Surviving for around 400 years, the Greenland shark is the world’s longest-living vertebrate – but little is known about its impressive longevity. Now, an international team of scientists has mapped its genome for the first time, potentially spilling some of its anti-aging secrets.

The research (posted as a preprint and yet to be peer-reviewed) provides a complete view of the shark’s genetic makeup, which should help bring to light some of the genes and processes behind its extraordinary lifespan.

“The Greenland Shark’s genome is a quintessential step for understanding the molecular mechanisms of aging in this exceptionally long-lived species,” study co-author Steve Hoffmann, from the Fritz Lipmann Institute on Aging, said of the importance of the teams work in a statement.

Based on their findings so far, it seems the elusive shark’s DNA repair toolkit could at least in part be responsible for extending its life. “The analysis of the data suggests that improved DNA repair could play an important role in its extreme longevity,” Professor Arne Sahm, first author of the paper, explained.

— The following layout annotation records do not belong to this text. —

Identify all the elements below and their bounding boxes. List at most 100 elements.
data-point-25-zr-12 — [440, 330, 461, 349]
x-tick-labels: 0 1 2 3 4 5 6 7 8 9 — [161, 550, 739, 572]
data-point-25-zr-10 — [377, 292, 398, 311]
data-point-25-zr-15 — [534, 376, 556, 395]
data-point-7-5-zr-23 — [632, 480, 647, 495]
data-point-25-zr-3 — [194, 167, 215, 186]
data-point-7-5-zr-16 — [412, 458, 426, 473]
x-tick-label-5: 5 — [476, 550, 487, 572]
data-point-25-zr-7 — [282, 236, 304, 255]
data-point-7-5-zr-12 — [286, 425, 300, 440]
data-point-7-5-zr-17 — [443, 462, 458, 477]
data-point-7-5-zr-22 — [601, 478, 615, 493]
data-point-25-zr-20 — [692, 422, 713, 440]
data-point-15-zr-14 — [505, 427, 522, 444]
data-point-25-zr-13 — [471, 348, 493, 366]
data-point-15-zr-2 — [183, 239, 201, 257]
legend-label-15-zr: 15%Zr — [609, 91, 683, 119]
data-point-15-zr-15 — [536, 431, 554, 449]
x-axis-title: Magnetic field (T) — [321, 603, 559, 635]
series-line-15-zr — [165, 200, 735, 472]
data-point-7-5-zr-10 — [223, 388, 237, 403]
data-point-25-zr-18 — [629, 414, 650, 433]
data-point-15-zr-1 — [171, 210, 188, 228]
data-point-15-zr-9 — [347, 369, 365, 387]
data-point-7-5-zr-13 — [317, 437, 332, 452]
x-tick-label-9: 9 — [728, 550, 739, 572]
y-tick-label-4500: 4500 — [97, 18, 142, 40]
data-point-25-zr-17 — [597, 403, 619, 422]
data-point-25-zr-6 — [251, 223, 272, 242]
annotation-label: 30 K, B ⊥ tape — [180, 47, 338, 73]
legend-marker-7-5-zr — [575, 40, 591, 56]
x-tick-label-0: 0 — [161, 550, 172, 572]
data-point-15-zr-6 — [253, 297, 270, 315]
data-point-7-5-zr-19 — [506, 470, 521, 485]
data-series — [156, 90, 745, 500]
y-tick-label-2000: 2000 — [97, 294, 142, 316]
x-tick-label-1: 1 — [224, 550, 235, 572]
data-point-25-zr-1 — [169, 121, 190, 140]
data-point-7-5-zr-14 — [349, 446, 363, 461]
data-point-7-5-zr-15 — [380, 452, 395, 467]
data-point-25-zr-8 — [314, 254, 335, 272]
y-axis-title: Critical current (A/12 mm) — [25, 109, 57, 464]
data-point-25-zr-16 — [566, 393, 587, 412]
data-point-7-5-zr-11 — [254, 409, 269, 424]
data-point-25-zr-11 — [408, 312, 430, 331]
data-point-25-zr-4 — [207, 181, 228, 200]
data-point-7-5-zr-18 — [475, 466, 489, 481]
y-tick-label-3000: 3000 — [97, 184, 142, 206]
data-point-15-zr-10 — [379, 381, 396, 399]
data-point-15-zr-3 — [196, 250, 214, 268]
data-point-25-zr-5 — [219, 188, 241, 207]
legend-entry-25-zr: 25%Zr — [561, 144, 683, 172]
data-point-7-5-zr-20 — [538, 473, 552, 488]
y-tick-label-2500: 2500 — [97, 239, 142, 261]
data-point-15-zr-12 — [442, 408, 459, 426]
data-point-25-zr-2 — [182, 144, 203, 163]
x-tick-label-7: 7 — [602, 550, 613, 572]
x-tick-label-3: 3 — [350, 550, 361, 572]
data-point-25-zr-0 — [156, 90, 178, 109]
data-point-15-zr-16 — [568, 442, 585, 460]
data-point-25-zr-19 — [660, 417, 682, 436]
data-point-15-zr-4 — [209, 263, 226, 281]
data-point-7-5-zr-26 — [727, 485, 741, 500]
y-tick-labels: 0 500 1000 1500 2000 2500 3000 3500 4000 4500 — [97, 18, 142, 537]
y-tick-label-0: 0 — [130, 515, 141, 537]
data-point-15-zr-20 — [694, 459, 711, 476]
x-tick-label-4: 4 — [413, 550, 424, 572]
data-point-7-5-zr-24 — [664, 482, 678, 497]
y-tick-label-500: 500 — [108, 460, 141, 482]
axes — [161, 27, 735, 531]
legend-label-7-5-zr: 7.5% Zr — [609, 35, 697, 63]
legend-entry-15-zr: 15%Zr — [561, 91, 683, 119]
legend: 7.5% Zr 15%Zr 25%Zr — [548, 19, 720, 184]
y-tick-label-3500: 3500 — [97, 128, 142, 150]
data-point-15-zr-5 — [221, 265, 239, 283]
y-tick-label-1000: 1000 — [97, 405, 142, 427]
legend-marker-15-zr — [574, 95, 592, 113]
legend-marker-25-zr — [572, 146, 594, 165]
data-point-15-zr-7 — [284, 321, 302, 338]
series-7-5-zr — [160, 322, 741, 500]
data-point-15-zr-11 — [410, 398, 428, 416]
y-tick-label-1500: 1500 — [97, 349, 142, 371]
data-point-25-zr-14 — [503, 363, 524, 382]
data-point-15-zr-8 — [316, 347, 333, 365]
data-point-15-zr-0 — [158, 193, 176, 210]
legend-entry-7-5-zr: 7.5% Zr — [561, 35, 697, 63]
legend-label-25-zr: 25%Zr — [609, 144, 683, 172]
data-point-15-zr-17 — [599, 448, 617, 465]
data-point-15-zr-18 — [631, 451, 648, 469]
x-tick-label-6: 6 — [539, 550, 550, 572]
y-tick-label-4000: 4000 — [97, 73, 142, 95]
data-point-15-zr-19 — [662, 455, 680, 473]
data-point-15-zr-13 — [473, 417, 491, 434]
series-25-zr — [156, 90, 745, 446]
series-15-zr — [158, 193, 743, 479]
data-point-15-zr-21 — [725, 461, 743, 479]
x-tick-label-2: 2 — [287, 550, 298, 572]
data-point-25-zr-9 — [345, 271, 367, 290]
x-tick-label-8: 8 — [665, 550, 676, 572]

The Greenland shark (Somniosus microcephalus) has a huge genome, with around 6.5 billion DNA base pairs, or building blocks – for reference, humans have around 3 billion base pairs, meanwhile, the largest genome of any organism belongs to a remarkably tiny fern and has a whopping 160 billion base pairs.

Still, the Greenland shark has the biggest genome of any other shark sequenced to date, the new research revealed, and, surprisingly, it’s packed full of repetitive and frequently self-replicating elements. These transposable elements move from one location on the genome to another and can disrupt normal gene function – as such, they are sometimes called “jumping” or “selfish” genes. 

They make up over 70 percent of the Greenland Shark’s genome, which you might expect to be detrimental to their survival – but this doesn’t appear to have been the case. In fact, the researchers suggest that jumping genes may actually have contributed to the shark’s extreme lifespan by providing other genes the opportunity to commandeer the molecular machinery they use to multiply.

“We are tempted to speculate that the evolution of the Greenland Shark has found a way to counterbalance the negative effects of transposable elements on DNA stability – by hijacking the very machinery of transposable elements,” Sahm hypothesized. In doing so, the shark may have evolved a way of duplicating genes involved in DNA repair to help them better correct DNA damage, a hallmark of aging.

The team also found a specific alteration in the protein p53 – an important tumor suppressor that is mutated in around half of human cancers and is a major player in the longevity of many organisms.

“This work is a cornerstone for a better understanding of the basis of the Greenland Shark’s extreme physiology. Furthermore, it helps us assess their genomic diversity and thus the population size of this vulnerable species for the first time,” commented co-author John Fleng Steffensen from the University of Copenhagen.

It’s not just the Greenland shark that will benefit from this work – the findings could prove revolutionary for a whole host of organisms, including us.

“Exploring the genetic underpinnings of the huge lifespan diversity across the tree of life offers an entirely new perspective for investigating the mechanisms enabling exceptional longevity,” study co-author Alessandro Cellerino added.

The preprint is available on bioRxiv.